On a marvellous indoor/outdoor setting by Anna Tregloan featuring tall wintry trees, the famous drama unfolds under the taut direction of Peter Evans. A dead king patrols the royal grounds of 1960’s Denmark: not so much a palace as a country nook. Shakespeare’s mighty scenes are rendered using a sixties armchair, two chairs and a tiny drinks cabinet, over which snow falls virtually throughout. 

To this unroyal setting comes the production’s ace: Harriet Gordon-Anderson plays Hamlet with brio and unbridled energy. The fact that she’s a woman is obvious and strangely beside the point. You stop for a moment, wondering if the company has noticed she’s female, but very soon the character takes over and only Shakespeare rules the roost. ‘Frailty thy name is woman’, the Prince of Denmark says quite early in the first half.
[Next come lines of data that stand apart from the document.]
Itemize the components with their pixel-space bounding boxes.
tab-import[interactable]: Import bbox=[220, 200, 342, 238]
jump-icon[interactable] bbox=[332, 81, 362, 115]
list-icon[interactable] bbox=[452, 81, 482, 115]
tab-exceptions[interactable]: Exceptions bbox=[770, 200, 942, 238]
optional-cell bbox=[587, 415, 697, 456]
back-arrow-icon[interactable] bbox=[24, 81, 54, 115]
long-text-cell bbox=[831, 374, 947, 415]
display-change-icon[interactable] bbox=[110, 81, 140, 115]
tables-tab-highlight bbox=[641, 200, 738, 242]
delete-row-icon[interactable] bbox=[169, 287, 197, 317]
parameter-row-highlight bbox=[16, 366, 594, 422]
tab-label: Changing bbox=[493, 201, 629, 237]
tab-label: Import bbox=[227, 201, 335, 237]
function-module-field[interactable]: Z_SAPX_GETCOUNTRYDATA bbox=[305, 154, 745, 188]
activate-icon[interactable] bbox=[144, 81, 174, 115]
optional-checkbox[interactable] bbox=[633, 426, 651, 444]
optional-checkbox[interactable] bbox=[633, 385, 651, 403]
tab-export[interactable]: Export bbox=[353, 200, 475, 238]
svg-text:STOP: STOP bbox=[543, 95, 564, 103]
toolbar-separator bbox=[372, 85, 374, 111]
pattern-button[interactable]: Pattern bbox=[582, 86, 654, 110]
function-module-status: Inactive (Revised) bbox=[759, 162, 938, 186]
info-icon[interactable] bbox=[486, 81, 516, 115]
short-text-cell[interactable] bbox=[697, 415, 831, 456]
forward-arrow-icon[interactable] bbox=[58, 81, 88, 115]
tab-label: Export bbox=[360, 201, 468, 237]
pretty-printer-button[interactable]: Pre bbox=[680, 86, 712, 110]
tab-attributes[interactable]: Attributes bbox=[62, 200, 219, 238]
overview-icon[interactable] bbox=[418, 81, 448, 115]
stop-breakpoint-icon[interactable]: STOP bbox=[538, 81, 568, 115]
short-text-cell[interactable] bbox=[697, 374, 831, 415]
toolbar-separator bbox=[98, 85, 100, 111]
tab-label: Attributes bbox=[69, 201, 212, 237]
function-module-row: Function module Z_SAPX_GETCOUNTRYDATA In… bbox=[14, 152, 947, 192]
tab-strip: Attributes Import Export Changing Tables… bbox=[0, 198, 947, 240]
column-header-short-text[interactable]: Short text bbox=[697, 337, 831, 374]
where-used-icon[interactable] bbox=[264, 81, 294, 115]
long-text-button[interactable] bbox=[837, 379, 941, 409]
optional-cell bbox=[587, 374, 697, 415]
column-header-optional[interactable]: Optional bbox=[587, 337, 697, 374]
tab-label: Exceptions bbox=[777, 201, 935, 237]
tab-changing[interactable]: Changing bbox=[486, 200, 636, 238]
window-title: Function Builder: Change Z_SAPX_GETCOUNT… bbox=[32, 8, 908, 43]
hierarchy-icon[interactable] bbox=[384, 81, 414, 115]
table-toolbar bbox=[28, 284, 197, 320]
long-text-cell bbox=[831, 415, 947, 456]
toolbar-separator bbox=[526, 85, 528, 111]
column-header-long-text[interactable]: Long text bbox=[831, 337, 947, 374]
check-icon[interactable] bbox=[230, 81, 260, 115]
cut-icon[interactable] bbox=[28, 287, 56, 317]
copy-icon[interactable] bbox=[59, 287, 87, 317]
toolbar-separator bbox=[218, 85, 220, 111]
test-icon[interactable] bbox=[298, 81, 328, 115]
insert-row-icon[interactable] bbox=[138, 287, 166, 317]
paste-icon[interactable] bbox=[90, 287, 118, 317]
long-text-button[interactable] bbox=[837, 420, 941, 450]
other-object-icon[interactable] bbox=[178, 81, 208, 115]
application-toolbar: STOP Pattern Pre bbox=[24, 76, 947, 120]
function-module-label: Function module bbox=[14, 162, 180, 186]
This description passes quite unnoticed. 

Throughout, Gordon-Anderson plays Hamlet at full tilt, planning and scheming, changing his mind, dressed in deepest black, dragging the body of poor old Polonius hither and yon, beating all comers on the fencing court. It’s a commanding performance.

Queen Gertrude is played by Lucy Bell as a feather-brained fool, unable to see the mess her mooning with the King’s brother has landed her in. King Claudius is fine, rising above a slow start in Act One to achieve status and import in the closing stages: maybe the slow start had something to do with his armchair/throne.

Rose Riley is a lively Ophelia, throwing out hints, and there’s a splendid Polonius from Robert Menzies, whose retainer’s doddering is wearily accepted by all on stage. Director Evans gives him a great death scene when his hiding place ‘behind the arras’ is here reversed: we can see him and not, as usual, the Queen.

The play grips anew as the end nears and all and sundry slip towards complete ruination. Ah, Shakespeare!